Senate Bill 243 creates the Plastic Waste Reduction Act, and it bans places like grocery and retail stores and restaurants from using the bags. “This is a bill that would do as several cities in New Mexico have already done – nine other states have already done – and that is to eliminate the use of single-use plastic bags from retail outlets. People could still acquire them on their own. And instead, require paper bags which biodegrade very soon, and plastic we know never really biodegrades fully and ends up in our environment and never really gets recycled and ends up on highways and I could go on and on,” says Senator Jeff Steinborn (D-Las Cruces), sponsor of the bill.

Sen. Steinborn estimates this would save about 500 million bags a year from ending up in New Mexico’s environment. This bill enacts up to a $25 dollar penalty for the use of single-use plastic bags, but leaves room for individual counties and municipalities to enact their own penalties.

No one spoke in opposition of this bill at the Senate Conservation Committee meeting Tuesday morning. Supporters of the bill talked about the toll plastic bags take on wildlife, the environment, and people’s health. “These bags have toxic chemicals in them, endocrine disruptors, that can cause a number of health issues including obesity, diabetes, some cancers, and besides that, they contain additives such as PFAS which bioaccumulate in organisms and people,” one supporter said.

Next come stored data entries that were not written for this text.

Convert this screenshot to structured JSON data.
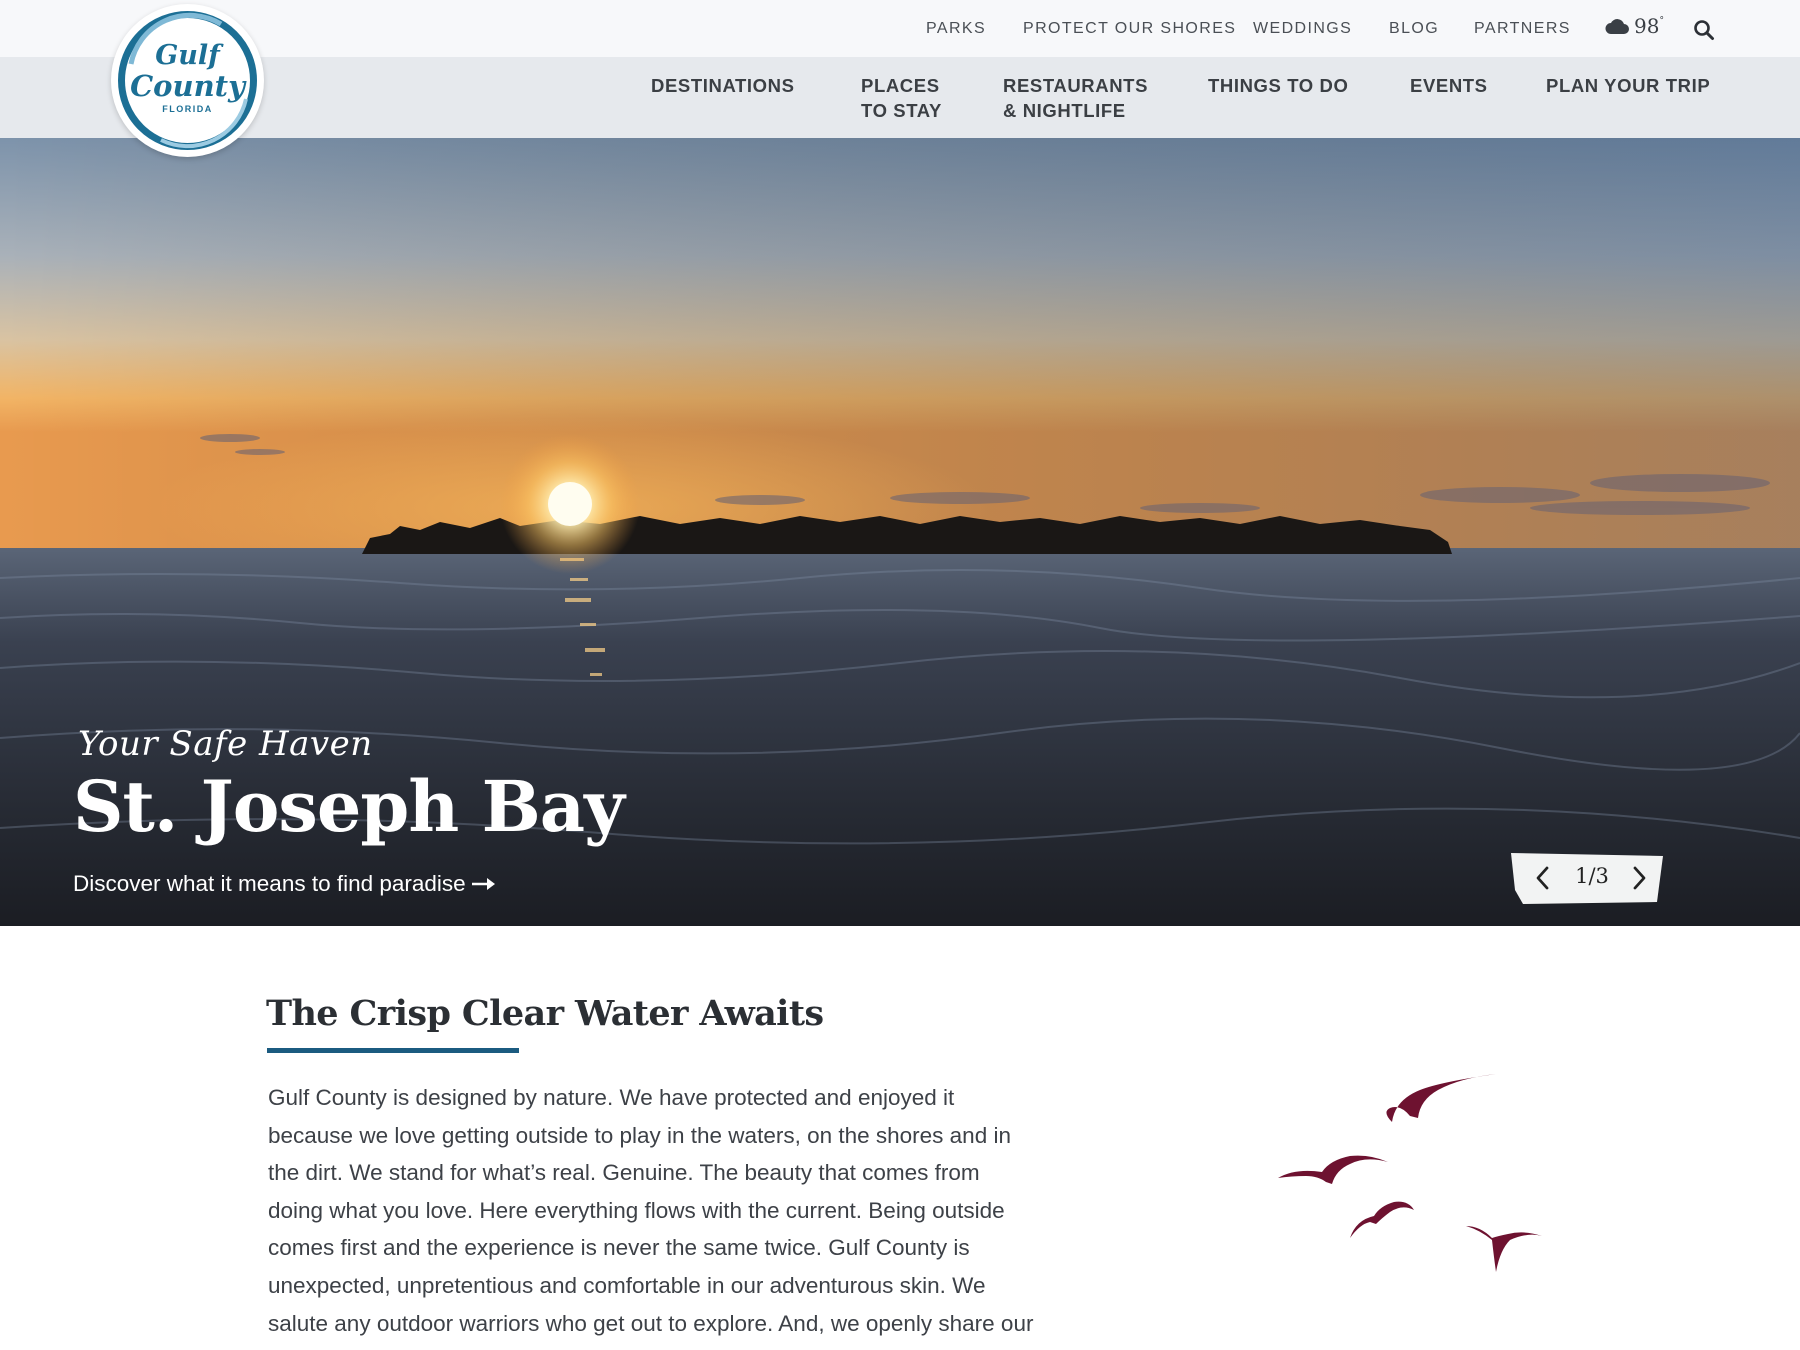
{
  "logo": {
    "line1": "Gulf",
    "line2": "County",
    "line3": "FLORIDA"
  },
  "utility_nav": {
    "items": [
      "PARKS",
      "PROTECT OUR SHORES",
      "WEDDINGS",
      "BLOG",
      "PARTNERS"
    ],
    "weather_temp": "98",
    "weather_unit": "°",
    "weather_icon": "cloud-icon",
    "search_icon": "search-icon"
  },
  "main_nav": {
    "items": [
      {
        "line1": "DESTINATIONS",
        "line2": ""
      },
      {
        "line1": "PLACES",
        "line2": "TO STAY"
      },
      {
        "line1": "RESTAURANTS",
        "line2": "& NIGHTLIFE"
      },
      {
        "line1": "THINGS TO DO",
        "line2": ""
      },
      {
        "line1": "EVENTS",
        "line2": ""
      },
      {
        "line1": "PLAN YOUR TRIP",
        "line2": ""
      }
    ]
  },
  "hero": {
    "script": "Your Safe Haven",
    "title": "St. Joseph Bay",
    "link_text": "Discover what it means to find paradise",
    "counter": "1/3"
  },
  "content": {
    "title": "The Crisp Clear Water Awaits",
    "paragraph_lines": [
      "Gulf County is designed by nature. We have protected and enjoyed it",
      "because we love getting outside to play in the waters, on the shores and in",
      "the dirt. We stand for what’s real. Genuine. The beauty that comes from",
      "doing what you love. Here everything flows with the current. Being outside",
      "comes first and the experience is never the same twice. Gulf County is",
      "unexpected, unpretentious and comfortable in our adventurous skin. We",
      "salute any outdoor warriors who get out to explore. And, we openly share our"
    ]
  },
  "colors": {
    "accent_blue": "#1b5b80",
    "bird_maroon": "#6e1230",
    "logo_blue": "#1c6f95"
  }
}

“It’ll affect human health, it’ll affect wildlife, ecology health, so it’s vast,” Steinborn said.

Senator Carrie Hamblen brought up concern for the burden on restaurants and businesses to accommodate this change but voted in favor of this bill. The only ‘no’ vote was Republican Senator David Gallegos who said he felt these decisions should be left up to individual cities.

In an analysis of this bill, the New Mexico Environment Department expressed concerns that the revenue generated from a $25 dollar penalty would not cover the cost of enforcement.